Y ahora voy a ponerlo más difícil: Vamos a suponerles incluso ese buen fondo, vamos a suponerles esa ética suprahumana de la que presumen y vamos a creer que estarían dispuestos a sostener económicamente todo ese coste. ¿Estarían, también, dispuestos personalmente a abonar todo el coste emocional? ¿Pasarían sus vidas en el hospital, intentando hacer que la infancia de Andrés fuese lo menos geriátrica posible? ¿Abandonarían toda actividad que no fuera la de conseguir arrancar una sonrisa a Andrés? ¿Conseguirían, como a duras penas hacen sus padres, olvidarse de las fracturas de corazón cada vez que observan la vida que lleva y la vida que le espera, en aras de la felicidad del niño? ¿Se olvidarían de volver a ver otro entorno que el hospitalario?
Cuesta creer que así sería. Si la superética con que nos abofetean a los que nos emocionamos con estos hechos fuese auténtica, habríamos estado viendo, todos estos años, cómo esos defensores radicales de la vida a ultranza se autoinmolan solicitando ser los últimos en las listas de espera cuando enferman o han de ser operados, nos habríamos pasmado al ver cómo uno ¡sólo uno, no digo más! de estos superdefensores de la vida (que tan por encima están, según parece, del común de los mortales) lleva 15 o 20 años esperando a recibir sus sesiones de quimio porque siempre hay alguien que la necesita tanto o más que él; presenciaríamos todos los días cómo estos superhéroes de la moral se empobrecen más y más, invirtiendo todo lo que tienen en costear el tratamiento de raras y/o incurables enfermedades que no cubre la Seguridad Social ¡y ojo que no hablamos ya de las vidas de los embriones que estarían dispuestos a salvar, sino de vidas con mayor desarrollo, humanas y humanizadas ya, que, como sabemos, por lo que dicen, tienen tanto valor como la del embrión! De ser verdad esa defensa, de ser real y no sólo humo de moralina, entraríamos en los hospitales, infantiles y adultos, y nos los encontraríamos viviendo allí, haciendo que las familias de enfermos crónicos pudieran atender un ratito al resto de sus hijos, ducharse, comer, cambiarse de ropa... Pero yo nunca he visto nada así. Alguna visita esporádica de alguno, interesándose por algún enfermo (y conocido), sí. Cargando con todo el peso emocional y vital que conlleva, no, rotundamente no; eso por no hablar de muchas otras cosas que sólo conocen aquéllos a quienes les ha tocado vivir situaciones similares. Y esto es sólo un ejemplo fácil y próximo al tema. Si lo extrapolásemos a otros ámbitos en que deberían -y no lo hacen- demostrar (más allá del cacareo) cómo y hasta qué punto defienden ellos la vida, si pusiésemos a prueba cómo defienden la vida boicoteando las guerras, el tráfico de armas, la violencia de género, negándose a recibir subvenciones de quienes no defienden -como ellos- la vida, etcétera hasta el infinito... la obviedad de su falacia sería aún más insultante.

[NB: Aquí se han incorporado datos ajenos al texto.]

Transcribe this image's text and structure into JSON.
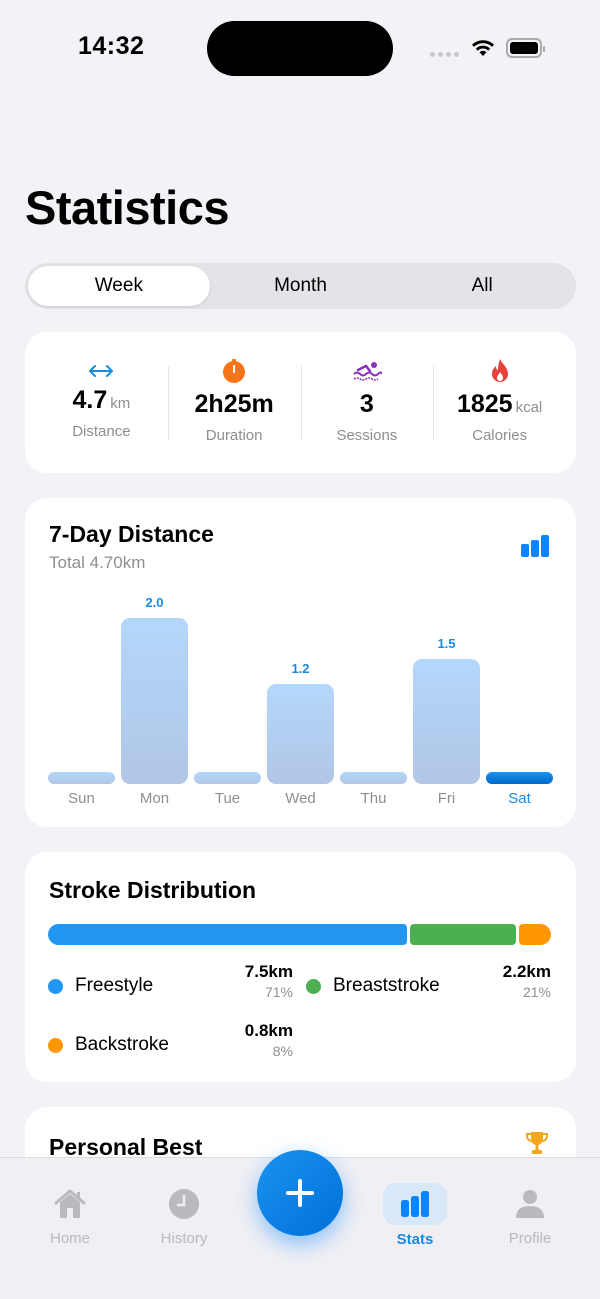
{
  "status_bar": {
    "time": "14:32"
  },
  "header": {
    "title": "Statistics"
  },
  "period_selector": {
    "options": [
      "Week",
      "Month",
      "All"
    ],
    "selected": "Week"
  },
  "summary": {
    "distance": {
      "icon": "arrows-horizontal-icon",
      "value": "4.7",
      "unit": "km",
      "label": "Distance",
      "color": "#1a8ae0"
    },
    "duration": {
      "icon": "stopwatch-icon",
      "value": "2h25m",
      "label": "Duration",
      "color": "#f5761a"
    },
    "sessions": {
      "icon": "swimmer-icon",
      "value": "3",
      "label": "Sessions",
      "color": "#8a2fc0"
    },
    "calories": {
      "icon": "flame-icon",
      "value": "1825",
      "unit": "kcal",
      "label": "Calories",
      "color": "#e8403a"
    }
  },
  "distance_chart": {
    "title": "7-Day Distance",
    "subtitle": "Total 4.70km",
    "toggle_icon": "bar-chart-icon"
  },
  "chart_data": {
    "type": "bar",
    "title": "7-Day Distance",
    "subtitle": "Total 4.70km",
    "categories": [
      "Sun",
      "Mon",
      "Tue",
      "Wed",
      "Thu",
      "Fri",
      "Sat"
    ],
    "values": [
      0,
      2.0,
      0,
      1.2,
      0,
      1.5,
      0
    ],
    "value_labels": [
      "",
      "2.0",
      "",
      "1.2",
      "",
      "1.5",
      ""
    ],
    "highlighted": "Sat",
    "xlabel": "",
    "ylabel": "km",
    "unit": "km"
  },
  "stroke_distribution": {
    "title": "Stroke Distribution",
    "items": [
      {
        "name": "Freestyle",
        "km": "7.5km",
        "pct": "71%",
        "color": "#2196f3"
      },
      {
        "name": "Breaststroke",
        "km": "2.2km",
        "pct": "21%",
        "color": "#4caf50"
      },
      {
        "name": "Backstroke",
        "km": "0.8km",
        "pct": "8%",
        "color": "#ff9800"
      }
    ]
  },
  "personal_best": {
    "title": "Personal Best",
    "icon": "trophy-icon"
  },
  "tabbar": {
    "items": [
      {
        "label": "Home",
        "icon": "house-icon"
      },
      {
        "label": "History",
        "icon": "clock-icon"
      },
      {
        "label": "Stats",
        "icon": "bar-chart-icon",
        "active": true
      },
      {
        "label": "Profile",
        "icon": "person-icon"
      }
    ],
    "fab_icon": "plus-icon"
  }
}
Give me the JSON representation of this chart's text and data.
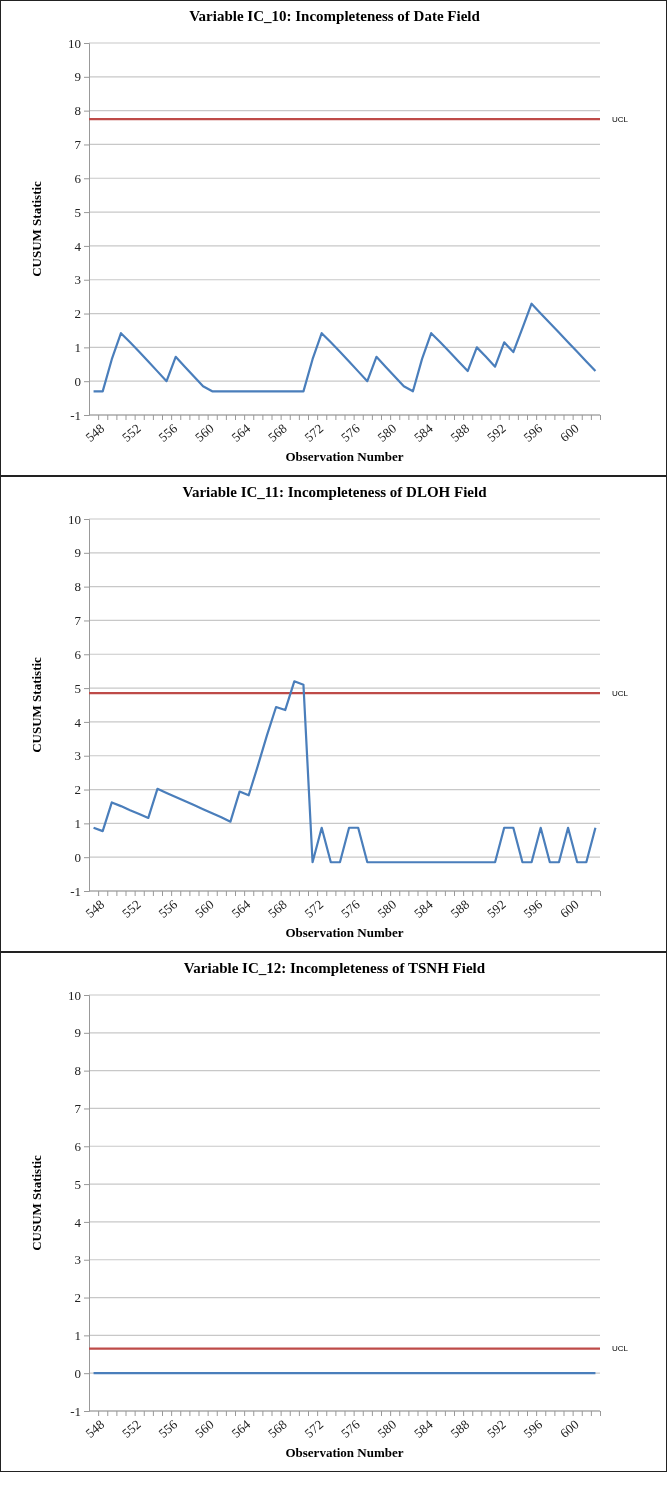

A lo mejor es que las palabras cuestan poco, muy poquito. Quizá es que resulta más barato afirmar la propia superioridad moral con argumentos "desempatizadores" y demagógicos, que traducir esos argumentos a la práctica, convertirlos en experiencias personales reales. A eso yo lo llamo hipocresía y facilismo. Si defendieras la vida con tu práctica como la defiendes con tus palabras, estas últimas serían innecesarias: estaríamos viendo, admirando e intentando imitar toda esa bondad infinita de la que presumes. Pero si no estás dispuesto a hacer lo que predicas, más te vale tragarte las prédicas y ahorrarnos a los demás las incontenibles lágrimas de rabia que nos provoca el escucharte. No me digas lo que debo hacer ni siquiera si es lo que tú mismo haces, pero menos te atrevas si, lejos de poder darme ejemplo, gritas haz lo que digo y no lo que hago, superético de pacotilla. Y, sobre todo: ¡No te atrevas a cuestionar la ética de unos padres que te darían sopa con hondas en lo que a defensa de la vida se refiere! Lo más triste es que aún sigas teniendo voz y, peor aún, que se dé eco a tu voz hipócrita e indignante.